After being informed by Kendal Lothman the city’s pound is not up and running, but is available if the County should staff it, Lattin asked, “But if it’s the City’s building, who’s responsible for the insurance in case someone gets bitten? We need to settle this, because while there’s not too many dogs in town right now, they’ll be starting to come back before long.”
Palacioz shared with commissioners several forms to streamline the budgeting process, including one that allows side-by-side comparison of prior budget, revised budget and proposed budget.

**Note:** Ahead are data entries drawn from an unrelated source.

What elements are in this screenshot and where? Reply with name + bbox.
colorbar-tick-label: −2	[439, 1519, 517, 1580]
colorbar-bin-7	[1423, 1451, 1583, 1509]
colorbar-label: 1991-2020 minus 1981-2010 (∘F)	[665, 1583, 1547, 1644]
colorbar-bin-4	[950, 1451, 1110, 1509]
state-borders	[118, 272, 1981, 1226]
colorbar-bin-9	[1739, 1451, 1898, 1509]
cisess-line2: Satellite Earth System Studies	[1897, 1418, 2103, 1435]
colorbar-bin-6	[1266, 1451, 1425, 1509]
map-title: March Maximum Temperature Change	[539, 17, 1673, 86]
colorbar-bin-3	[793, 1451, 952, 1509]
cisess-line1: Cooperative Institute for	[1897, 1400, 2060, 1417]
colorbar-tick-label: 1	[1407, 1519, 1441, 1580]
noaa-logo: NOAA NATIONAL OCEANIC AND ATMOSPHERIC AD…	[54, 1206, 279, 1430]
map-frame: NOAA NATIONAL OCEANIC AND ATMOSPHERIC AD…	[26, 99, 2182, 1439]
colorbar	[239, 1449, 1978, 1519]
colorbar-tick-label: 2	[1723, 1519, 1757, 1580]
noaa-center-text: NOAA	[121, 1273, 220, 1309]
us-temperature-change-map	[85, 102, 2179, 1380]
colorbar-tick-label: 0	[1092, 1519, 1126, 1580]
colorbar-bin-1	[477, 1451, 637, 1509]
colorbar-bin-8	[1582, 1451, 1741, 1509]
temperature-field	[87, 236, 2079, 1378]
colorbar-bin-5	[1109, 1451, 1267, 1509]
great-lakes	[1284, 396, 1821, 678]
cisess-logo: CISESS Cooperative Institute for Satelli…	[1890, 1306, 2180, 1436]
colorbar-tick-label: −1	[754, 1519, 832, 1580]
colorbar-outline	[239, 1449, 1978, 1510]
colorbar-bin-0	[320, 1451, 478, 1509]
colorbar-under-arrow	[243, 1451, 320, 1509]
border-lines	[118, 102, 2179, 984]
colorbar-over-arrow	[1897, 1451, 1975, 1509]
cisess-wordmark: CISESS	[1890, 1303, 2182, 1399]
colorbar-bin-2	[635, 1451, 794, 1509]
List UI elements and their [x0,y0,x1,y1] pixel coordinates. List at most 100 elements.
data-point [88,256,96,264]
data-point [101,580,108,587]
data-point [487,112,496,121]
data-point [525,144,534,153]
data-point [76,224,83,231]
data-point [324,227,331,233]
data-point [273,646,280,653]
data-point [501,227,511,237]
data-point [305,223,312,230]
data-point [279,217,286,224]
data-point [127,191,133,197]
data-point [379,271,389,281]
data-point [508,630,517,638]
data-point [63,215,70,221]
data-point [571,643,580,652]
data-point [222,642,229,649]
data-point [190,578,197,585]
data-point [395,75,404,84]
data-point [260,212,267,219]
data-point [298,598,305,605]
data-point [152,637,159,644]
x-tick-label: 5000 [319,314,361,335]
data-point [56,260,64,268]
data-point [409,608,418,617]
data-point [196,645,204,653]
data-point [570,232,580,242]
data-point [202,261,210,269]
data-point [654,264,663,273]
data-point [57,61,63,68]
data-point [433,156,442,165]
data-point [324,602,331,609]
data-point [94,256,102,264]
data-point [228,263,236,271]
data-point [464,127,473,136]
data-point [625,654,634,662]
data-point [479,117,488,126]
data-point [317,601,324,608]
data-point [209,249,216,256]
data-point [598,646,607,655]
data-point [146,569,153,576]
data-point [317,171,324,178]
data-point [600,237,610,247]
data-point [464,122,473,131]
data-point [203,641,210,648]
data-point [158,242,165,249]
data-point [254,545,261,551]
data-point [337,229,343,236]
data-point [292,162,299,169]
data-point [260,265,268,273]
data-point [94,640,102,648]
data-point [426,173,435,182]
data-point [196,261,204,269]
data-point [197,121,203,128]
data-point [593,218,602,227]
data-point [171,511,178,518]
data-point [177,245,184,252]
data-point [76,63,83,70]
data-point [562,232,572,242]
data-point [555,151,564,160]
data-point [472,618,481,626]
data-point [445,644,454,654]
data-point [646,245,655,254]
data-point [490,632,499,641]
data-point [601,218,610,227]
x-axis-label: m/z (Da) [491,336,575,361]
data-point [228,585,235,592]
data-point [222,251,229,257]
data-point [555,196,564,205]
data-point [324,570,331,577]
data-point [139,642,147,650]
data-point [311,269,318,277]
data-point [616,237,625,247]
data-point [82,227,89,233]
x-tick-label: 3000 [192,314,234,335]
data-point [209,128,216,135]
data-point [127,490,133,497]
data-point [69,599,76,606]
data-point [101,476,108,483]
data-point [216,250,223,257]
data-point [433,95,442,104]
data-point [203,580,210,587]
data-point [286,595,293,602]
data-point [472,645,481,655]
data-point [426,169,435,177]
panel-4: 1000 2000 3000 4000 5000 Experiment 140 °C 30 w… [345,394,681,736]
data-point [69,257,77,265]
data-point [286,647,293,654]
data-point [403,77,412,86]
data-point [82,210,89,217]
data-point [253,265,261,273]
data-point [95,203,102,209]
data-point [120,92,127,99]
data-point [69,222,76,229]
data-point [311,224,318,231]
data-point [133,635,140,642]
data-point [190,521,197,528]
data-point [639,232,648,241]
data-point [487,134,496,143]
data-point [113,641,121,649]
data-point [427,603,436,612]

Another was for capital outlay requests, while a third was for budget request narratives.
Road and Bridge Superintendent Doyle Conrad expressed frustration over being pulled in several directions.
“I’m supposed to work on the roads and stuff at FEMAville (reference to mobile home park in Kellers Subdivision), while they’re riding my rear over the north landfill, to clean it up,” Conrad complained. “Well, who made it a mess up there? I didn’t.”
He also lodged further complaints over the FEMA settlement, saying “There’s been some injustice here, when I lose Scott and Olive Streets to all the construction traffic and they get torn up by the FEMA work. And then after that FEMA tells me these are my streets to fix, after they’ve destroyed them. I didn’t tear them up, but now I’m supposed to fix them.”
Conrad also detailed to The Signal after the meeting the final numbers on damages and losses to County equipment via the tornado. It included the loss of nine pickups, a track hoe, two cabbed tractors used for mowing, and the replacement of 135 windows in graders, dozers, loaders, and trucks. Conrad said he didn’t plan on replacing the track hoe.